26 Sperber e Wilson Il modello di Sperber e Wilson prende il nome dal sociologo e dalla linguista che l’hanno proposto. Prende il nome di ostensivo-inferenziale perché ha una duplice forte connotazione: pragmatica e cognitiva. È detto ostensivo perché il circuito comunicativo viene avviato dal mittente mediante la presentazione intenzionale di uno stimolo. È detto inferenziale perché la costruzione del senso, nell’ambito dello scambio comunicativo avviene tramite inferenze. Inferenza Si chiama i., il processo mentale con cui si ricavano conseguenze da una o più premesse; esso può avere forma deduttiva, induttiva ed abduttiva. La teoria dell'inferenza deduttiva (che prende corpo nel sillogismo) risale ad Aristotele, mentre quella dell'inferenza induttiva venne formalizzata da Francis Bacon nel XVII secolo; di abduzione, invece, parla il filosofo statunitense Charles Sanders Peirce nel nostro secolo. La deduzione è un procedimento inferenziale che porta da premesse la cui validità è ritenuta universale a conclusioni che hanno validità particolare. La forma tipica del ragionamento deduttivo è quella del sillogismo, il concatenamento di tre proposizioni in cui le prime due fungono da premessa (e sono dette premessa maggiore e premessa minore) per una terza (detta conclusione), che ne consegue necessariamente. L'induzione è il procedimento inferenziale per cui, data una certa quantità di fatti particolari, che fungono da premesse, è possibile formulare, a partire da essi e sulla base di osservazioni precedenti condotte su fatti simili, alcune conclusioni che non hanno carattere di certezza, ma che sono dotate di un grado variabile di probabilità. L'induzione è un procedimento logico che produce asserti in maniera creativa, nel senso che le conclusioni che genera affermano qualcosa che non è contenuto nelle premesse. L'abduzione è il procedimento inferenziale che porta da una premessa maggiore la cui validità è ritenuta universale e da una premessa minore che è solo probabile ad una conclusione che, evidentemente, è solo possibile. Come l'induzione, anche l'abduzione ha carattere innovativo.

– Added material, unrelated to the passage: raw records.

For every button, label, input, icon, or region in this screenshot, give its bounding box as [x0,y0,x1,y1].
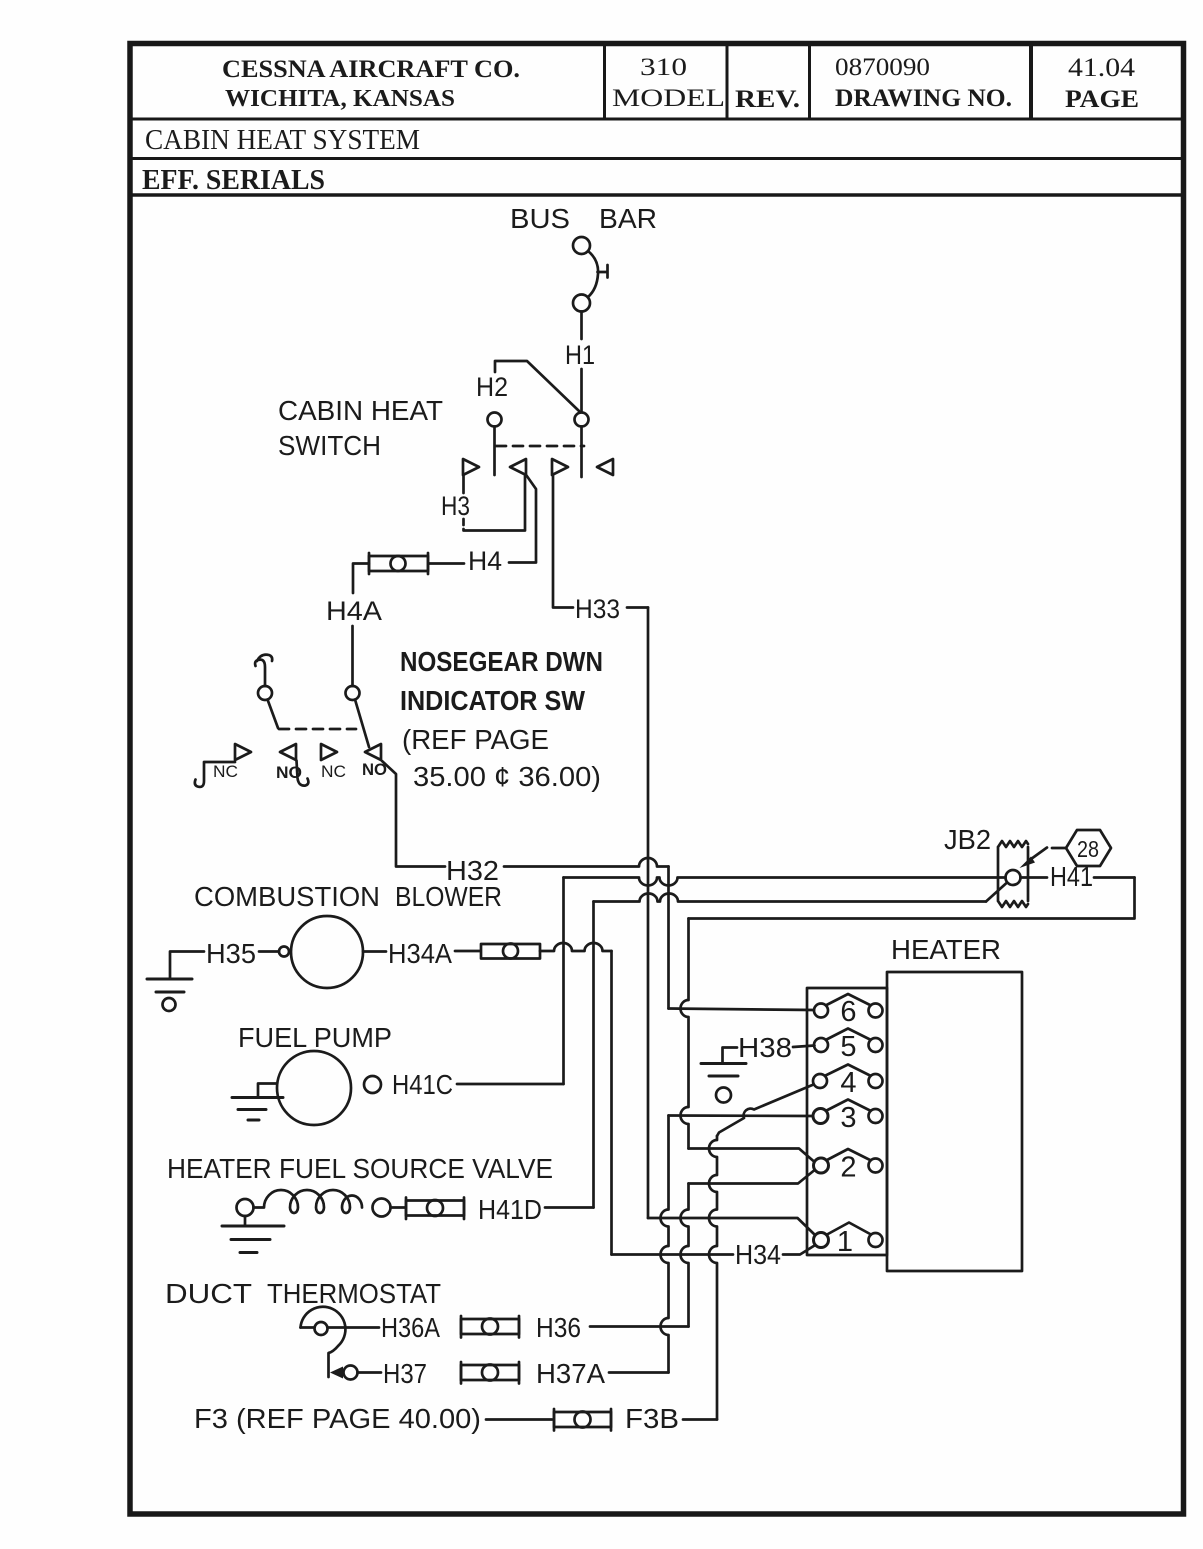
svg-text:H37: H37 [383,1358,427,1389]
svg-text:CABIN HEAT SYSTEM: CABIN HEAT SYSTEM [145,125,420,156]
wire H36A west (through thermostat terminal) [301,1326,380,1329]
svg-text:41.04: 41.04 [1068,53,1135,82]
combustion blower terminal [279,947,289,957]
svg-text:1: 1 [837,1226,853,1258]
ground (H38) [701,1064,746,1077]
wire fuse east with hops over risers [540,943,612,951]
svg-text:6: 6 [840,996,856,1028]
svg-text:(REF PAGE: (REF PAGE [402,724,549,755]
svg-text:H4: H4 [468,546,502,576]
wire heater terminal 6 feed [669,1009,815,1011]
nose gear contact NC1 [235,744,251,760]
circuit breaker bottom terminal [573,295,590,312]
wire fuse to H4A corner [353,564,369,594]
header column divider D [1029,45,1033,119]
nose gear switch right pole terminal [346,686,360,700]
heater box [887,972,1022,1271]
cabin heat switch linkage (dashed) [496,445,584,448]
JB2 lower diagonal to valve net [986,883,1007,902]
wire H41C [457,1083,564,1086]
hexagon flag 28 [1066,830,1111,866]
header column divider C [808,45,811,119]
svg-text:CABIN HEAT: CABIN HEAT [278,395,443,426]
ground (combustion blower) [147,979,192,992]
fuse (H37) [461,1365,519,1380]
svg-text:H36: H36 [536,1312,581,1343]
cabin heat switch blade bracket [495,361,579,411]
wire heater terminal 3 feed [669,1114,814,1117]
svg-text:INDICATOR SW: INDICATOR SW [400,685,586,716]
valve terminal [373,1199,391,1217]
cabin heat switch pole terminal H2 [488,413,502,427]
svg-text:310: 310 [640,54,687,81]
header column divider B [726,45,729,119]
wire H41 riser to heater terminal 2 (with bows) [681,919,689,1149]
wire H41 return loop [689,878,1135,919]
wire H41D east [545,1206,594,1209]
wire NO2 contact to H32 [382,761,445,867]
svg-text:H36A: H36A [381,1312,440,1343]
nose gear NO1 hook [297,761,309,786]
wire H37 west [358,1371,382,1374]
valve ground terminal [237,1199,254,1216]
circuit breaker on bus bar: top terminal [573,237,590,254]
fuse (H36) [461,1319,519,1334]
wire breaker to H1 label [580,312,583,340]
wire H35 right segment [259,950,279,953]
wire H33 to main riser [627,606,648,609]
svg-text:COMBUSTION: COMBUSTION [194,881,380,912]
wire H34 riser [610,951,613,1255]
header row separator line 1 [130,118,1184,121]
svg-text:NC: NC [321,762,346,781]
duct thermostat lower contact circle [344,1366,358,1380]
JB2 terminal circle [1006,870,1021,885]
svg-text:H3: H3 [441,491,470,521]
nose gear contact NO1 [280,744,296,760]
heater connector strip [807,988,887,1255]
svg-text:DUCT: DUCT [165,1278,252,1309]
nose gear switch left pole curl [255,655,272,686]
heater terminal 2 [814,1158,829,1173]
circuit breaker actuator tick [598,265,608,278]
arrow from hexagon to JB2 terminal [1029,848,1066,861]
fuse (valve H41D) [406,1201,464,1216]
wire heater terminal 2 upper feed [689,1149,815,1162]
wire H3 loop to T2 [464,476,526,531]
nose gear contact NC2 [321,744,337,760]
wire F3B riser with bows [709,1136,717,1420]
wire blower to H34A [363,950,386,953]
svg-text:BAR: BAR [599,203,657,234]
svg-text:H41: H41 [1050,861,1093,892]
svg-text:BLOWER: BLOWER [395,881,502,912]
header row separator line 3 [130,193,1184,197]
svg-text:THERMOSTAT: THERMOSTAT [267,1278,441,1309]
svg-text:PAGE: PAGE [1065,86,1139,113]
cabin heat switch pole terminal H1 [575,413,589,427]
combustion blower motor [291,916,363,988]
svg-text:0870090: 0870090 [835,54,930,81]
heater terminal 5 [814,1038,828,1052]
svg-text:DRAWING NO.: DRAWING NO. [835,85,1012,112]
fuel pump terminal [364,1076,381,1093]
svg-text:H33: H33 [575,594,620,624]
wire H36 east [590,1325,689,1328]
wire T3 contact to H33 label [553,476,573,608]
heater terminal 3 [813,1109,828,1124]
wire T2 contact to H4 [509,476,536,563]
circuit breaker arc [588,251,598,297]
wire H34 row west [612,1253,734,1256]
cabin heat switch contact T1 [463,459,479,475]
svg-text:F3B: F3B [625,1403,679,1434]
wire H41C riser [562,878,565,1085]
valve ground [244,1216,247,1226]
svg-text:3: 3 [840,1102,856,1134]
JB2 junction block [998,841,1028,907]
wire heater terminal 1 upper feed (H33 net) [648,1218,815,1235]
wire H3 dashed stub [462,519,465,529]
svg-text:FUEL PUMP: FUEL PUMP [238,1022,392,1053]
heater terminal 4 [813,1074,827,1088]
header column divider A [603,45,606,119]
svg-text:H38: H38 [738,1032,792,1063]
svg-text:H41D: H41D [478,1194,542,1225]
wire heater terminal 2 lower feed [689,1171,815,1184]
svg-text:NOSEGEAR DWN: NOSEGEAR DWN [400,646,603,677]
nose gear contact NO2 [365,744,381,760]
wire H41 east segments [1021,876,1135,879]
svg-text:2: 2 [840,1152,856,1184]
svg-text:H41C: H41C [392,1069,453,1100]
fuel pump motor [277,1051,351,1125]
svg-text:NC: NC [213,762,238,781]
svg-text:H34A: H34A [388,938,452,969]
wire H4A to nose gear pole [351,626,354,686]
wire F3B east [683,1418,717,1421]
svg-text:28: 28 [1077,836,1099,862]
svg-text:5: 5 [840,1031,856,1063]
wire H1 to switch pole [580,369,583,412]
wire H34A to fuse [455,950,480,953]
svg-text:H34: H34 [735,1239,781,1270]
fuel pump ground [258,1084,277,1097]
wire H38 west to ground [723,1048,738,1063]
svg-text:H35: H35 [206,938,256,969]
wire H32 riser to heater terminal 6 [667,867,670,1009]
fuse (combustion blower) [481,944,540,959]
heater terminal 6 [814,1004,828,1018]
wire H33 riser [647,608,650,1219]
header row separator line 2 [130,157,1184,160]
nose gear switch linkage (dashed) [279,728,356,731]
svg-text:F3 (REF PAGE 40.00): F3 (REF PAGE 40.00) [194,1403,481,1434]
nose gear NC1 bracket [195,762,235,787]
svg-text:35.00 ¢ 36.00): 35.00 ¢ 36.00) [413,761,601,792]
cabin heat switch contact T3 [552,459,568,475]
wire H35 to ground [170,952,204,979]
wire H41D riser [592,902,595,1208]
svg-text:REV.: REV. [735,86,800,113]
cabin heat switch contact T4 [597,459,613,475]
wire H32 east with hop over H33 riser [504,858,669,867]
cabin heat switch right pole stem [580,427,583,478]
svg-text:CESSNA AIRCRAFT CO.: CESSNA AIRCRAFT CO. [222,56,520,83]
fuse (F3) [554,1412,611,1427]
wire H41 west with underpass cups [564,878,1006,886]
duct thermostat bulb arc [301,1307,346,1377]
svg-text:HEATER FUEL SOURCE VALVE: HEATER FUEL SOURCE VALVE [167,1153,553,1184]
wire H34 to terminal 1 [783,1246,815,1255]
wire H37A east [609,1371,669,1374]
wire T1 contact drop [462,475,465,493]
fuse H4 [369,556,428,571]
wire valve terminal to fuse [391,1206,406,1209]
svg-text:4: 4 [840,1067,856,1099]
svg-text:H2: H2 [476,372,508,402]
svg-text:EFF. SERIALS: EFF. SERIALS [142,165,325,196]
cabin heat switch contact T2 [510,459,526,475]
svg-text:H37A: H37A [536,1358,605,1389]
nose gear switch right blade [355,700,369,748]
wire F3 to fuse [486,1418,552,1421]
svg-text:WICHITA, KANSAS: WICHITA, KANSAS [225,86,455,112]
nose gear switch left pole terminal [258,686,272,700]
wire JB2 to valve riser (y=901.5) with hops [594,894,987,902]
svg-text:H1: H1 [565,340,595,370]
nose gear switch left blade [268,700,279,729]
duct thermostat terminal [315,1322,328,1335]
duct thermostat lower contact arrowhead [330,1367,343,1379]
svg-text:JB2: JB2 [944,824,991,855]
svg-text:SWITCH: SWITCH [278,430,381,461]
cabin heat switch left pole stem [493,427,496,476]
wire H4 label to fuse [429,562,464,565]
valve coil [254,1190,363,1213]
wire terminal 2 to H36 riser with bows [681,1184,689,1327]
svg-text:MODEL: MODEL [612,85,725,112]
svg-text:H4A: H4A [326,596,382,626]
wire H38 east to terminal 5 [793,1046,815,1048]
wire heater terminal 4 diagonal with hop [717,1085,814,1137]
svg-text:HEATER: HEATER [891,934,1001,965]
heater terminal 1 [814,1233,829,1248]
svg-text:BUS: BUS [510,203,570,234]
wire terminal 3 to H37A riser with bows [661,1116,669,1373]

27 Sperber e Wilson: i dettagli
La teoria che origina il modello si basa su due principi fondamentali: quello della rilevanza e quello dell’economia. Principio della rilevanza: entrano in un circuito comunicativo solo gli elementi che sono rilevanti per il destinatario, in un determinato contesto ed in una precisa circostanza. È rilevante ciò che, in un determinato contesto, provoca effetti cognitivamente significativi.

28 Sperber e Wilson: i dettagli
Principio dell’economia: nella comunicazione, vige una tendenza a minimizzare gli sforzi cognitivi. A parità di vantaggio, appaiono, di conseguenza, più rilevanti (e quindi più ammissibili nel circuito cognitivo) i messaggi la cui comprensione richiede minore attivazione di risorse. Anche il modello di S. e W. appare dunque orientato a riconoscere gli aspetti extralinguistici, relazionali ed ambientali della comunicazione.